El canon son los libros; el canon es el rey; el canon no puede hacer nada malo. Su definición es sencilla -el término se refiere a un conjunto de obras de ficción y a sus hechos establecidos-, pero ahí acaba la simplicidad. En esta época de producción cultural masiva, de secuelas y precuelas y universos cinematográficos, ¿dónde empieza y termina el canon? ¿Cuentan las novelizaciones, los videojuegos u otros elementos auxiliares, y quién lo decide? Cuando los nuevos capítulos en el canon subvierten o «reconducen» el universo establecido, ¿qué hay que hacer con esas ficciones rebeldes? Al fin y al cabo, cuando los narradores se atreven a ampliar el canon, ya sea desbaratando la narrativa o simplemente iluminando con una linterna sus rincones menos explorados, se arriesgan a sufrir un verdadero infierno. Cada vez más, los fans se han convertido en los defensores militantes del canon; cuando aquellos que buscan ampliarlo se desvían de sus límites, como J.J. Abrams o Rian Johnson, la reacción es rápida y ruidosa. En una memorable polémica, los fans de Star Wars pidieron a Disney que borrara Los últimos Jedi del canon de la franquicia. De alguna manera, el canon es a la vez una ortodoxia colectiva y un tótem personal, influido por los propios prejuicios y deseos de cada espectador, incluso por su propia intolerancia.

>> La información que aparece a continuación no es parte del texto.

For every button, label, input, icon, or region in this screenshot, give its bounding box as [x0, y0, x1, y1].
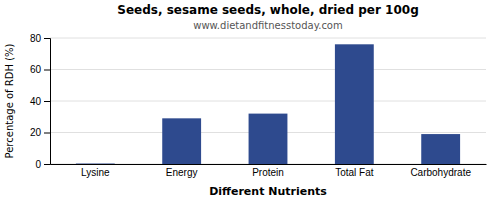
tick: Energy	[166, 167, 198, 178]
y-axis-title: Percentage of RDH (%)	[4, 43, 15, 158]
tick: 40	[30, 96, 50, 107]
bar	[162, 118, 201, 164]
chart: Lysine Energy Protein Total Fat Carbohydrate…	[0, 0, 500, 200]
tick-label: Total Fat	[335, 167, 374, 178]
tick: 60	[30, 64, 50, 75]
grid-line	[50, 69, 486, 70]
bar	[335, 44, 374, 164]
axis-line	[44, 39, 51, 165]
tick-label: 60	[30, 64, 42, 75]
tick: Protein	[252, 167, 284, 178]
bar	[249, 114, 288, 164]
bars	[76, 44, 460, 164]
grid-line	[50, 38, 486, 39]
tick: 0	[35, 159, 50, 170]
tick-mark	[44, 164, 50, 165]
tick-mark	[44, 38, 50, 39]
bar	[421, 134, 460, 164]
title: Seeds, sesame seeds, whole, dried per 10…	[117, 3, 418, 17]
y-axis: 0 20 40 60 80	[30, 33, 51, 170]
x-axis: Lysine Energy Protein Total Fat Carbohydrate	[51, 165, 487, 179]
tick-label: Energy	[166, 167, 198, 178]
subtitle: www.dietandfitnesstoday.com	[193, 20, 342, 31]
x-axis-title: Different Nutrients	[209, 185, 327, 198]
plot: Lysine Energy Protein Total Fat Carbohydrate…	[30, 33, 487, 178]
tick-label: 40	[30, 96, 42, 107]
grid-line	[50, 101, 486, 102]
grid	[50, 38, 486, 164]
tick-mark	[44, 133, 50, 134]
tick: Total Fat	[335, 167, 374, 178]
tick: 20	[30, 127, 50, 138]
tick-mark	[44, 70, 50, 71]
tick-label: Carbohydrate	[410, 167, 471, 178]
tick-mark	[44, 101, 50, 102]
tick: Carbohydrate	[410, 167, 471, 178]
tick-label: 80	[30, 33, 42, 44]
tick-label: Lysine	[81, 167, 110, 178]
axis-line	[51, 164, 487, 165]
bar	[76, 163, 115, 164]
tick-label: 20	[30, 127, 42, 138]
tick-label: 0	[35, 159, 41, 170]
tick: Lysine	[81, 167, 110, 178]
tick: 80	[30, 33, 50, 44]
tick-label: Protein	[252, 167, 284, 178]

El canon tiene un gran problema, y viene de dentro de su propia casa. No es difícil ver cómo esta obsesión por la fidelidad canónica ha paralizado a Marvel y Lucasfilm, dos gigantes de las franquicias cuya innovación se ve castigada por el descontento de los fans. Cuando los narradores son rehenes de su propio público, se socava su capacidad de hacer lo que los artistas hacen mejor: explorar, revisar, jugar. Este es el problema de la narración en la era de la megafranquicia: con demasiada frecuencia, los impulsos de respetar el canon entran en conflicto con los impulsos de hacer arte. Como dijo Ron Moore, guionista de Star Trek durante mucho tiempo y que posteriormente reinició Battlestar Galactica: «Es frustrante estar en la sala de guionistas y lanzar historias, y luego tener que pararte y decir: «¿Funciona esto? ¿Viola esto la continuidad? Y tener que llamar a gente y consultar enciclopedias y buscar información. Quieres tenerlo todo en tu cabeza y simplemente jugar. El universo Trek ha llegado a un punto en el que ya no se puede jugar».